I could write much of Buenos Ayres, with its carnicerias, where a leg of mutton may be bought for

20 cts., or a brace of turkeys for 40 cts.; its almacenes, where one may buy a pound of sugar or a yard of cotton, a measure of charcoal (coal is there unknown) or a large sombrero, a package of tobacco (leaves over two feet long) or a pair of white hemp-soled shoes for your feet - all at the same counter. The customer may further obtain a bottle of wine or a bottle of beer (the latter costing four times the price of the former) from the same assistant, who sells at different prices to different customers.

There the value of money is constantly changing, and almost every day prices vary. What to-day costs $20 to-morrow may be $15, or, more likely, $30. Although one hundred and seventy tons of sugar are annually grown in the country, that luxury is decidedly expensive. I have paid from 12 cts. to 30 cts. a pound. Oatmeal, the Scotsman's dish, has cost me up to 50 cts. a pound.

Coming again on to the street you hear the deafening noises of the cow horns blown by the streetcar drivers, or the pescador shrilly inviting housekeepers to buy the repulsive-looking red fish, carried over his shoulder, slung on a thick bamboo. Perhaps you meet a beggar on horseback (for there wishes are horses, and beggars do ride), who piteously whines for help. This steed-riding fraternity all use invariably the same words: "Por el amor de Dios dame un centavo!" ("For the love of God give me a cent.") If you bestow it, he will call on his patron saint to bless you. If you fail to assist him, the curses of all the saints in heaven will fall on your impious head. This often causes such a shudder in the recipient that I have known him to turn back to appease the wrath of the mendicant, and receive instead - a blessing.
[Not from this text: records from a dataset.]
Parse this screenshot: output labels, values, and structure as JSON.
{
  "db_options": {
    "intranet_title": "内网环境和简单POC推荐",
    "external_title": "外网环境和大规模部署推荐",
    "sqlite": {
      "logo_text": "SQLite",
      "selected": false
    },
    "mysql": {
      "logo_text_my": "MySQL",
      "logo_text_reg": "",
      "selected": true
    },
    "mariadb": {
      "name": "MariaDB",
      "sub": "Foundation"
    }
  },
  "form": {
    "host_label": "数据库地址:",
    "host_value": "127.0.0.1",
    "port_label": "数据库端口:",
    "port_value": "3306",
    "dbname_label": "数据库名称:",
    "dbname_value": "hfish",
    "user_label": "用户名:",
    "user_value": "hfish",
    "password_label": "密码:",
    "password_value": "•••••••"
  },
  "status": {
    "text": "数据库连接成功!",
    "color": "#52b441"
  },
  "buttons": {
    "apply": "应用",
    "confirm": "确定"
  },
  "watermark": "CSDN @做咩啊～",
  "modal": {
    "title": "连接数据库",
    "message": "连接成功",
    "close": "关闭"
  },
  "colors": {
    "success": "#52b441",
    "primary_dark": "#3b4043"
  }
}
It is not an uncommon sight to see a black-robed priest with his hand on a boy's head giving him a benediction that he may be enabled to sell his newspapers or lottery tickets with more celerity.

The National Lottery is a great institution, and hundreds keep themselves poor buying tickets. In one year the lottery has realized the sum of $3,409,143.57. The Government takes forty per cent. of this, and divides the rest between a number of charitable and religious organizations, all, needless to say, being Roman Catholic. Amongst the names appear the following: Poor Sisters of St. Joseph, Workshop of Our Lady, Sisters of St. Anthony, etc.

Little booths for the sale of lottery tickets are erected in the vestibules of some of the churches, and the Government, in this way, repays the church.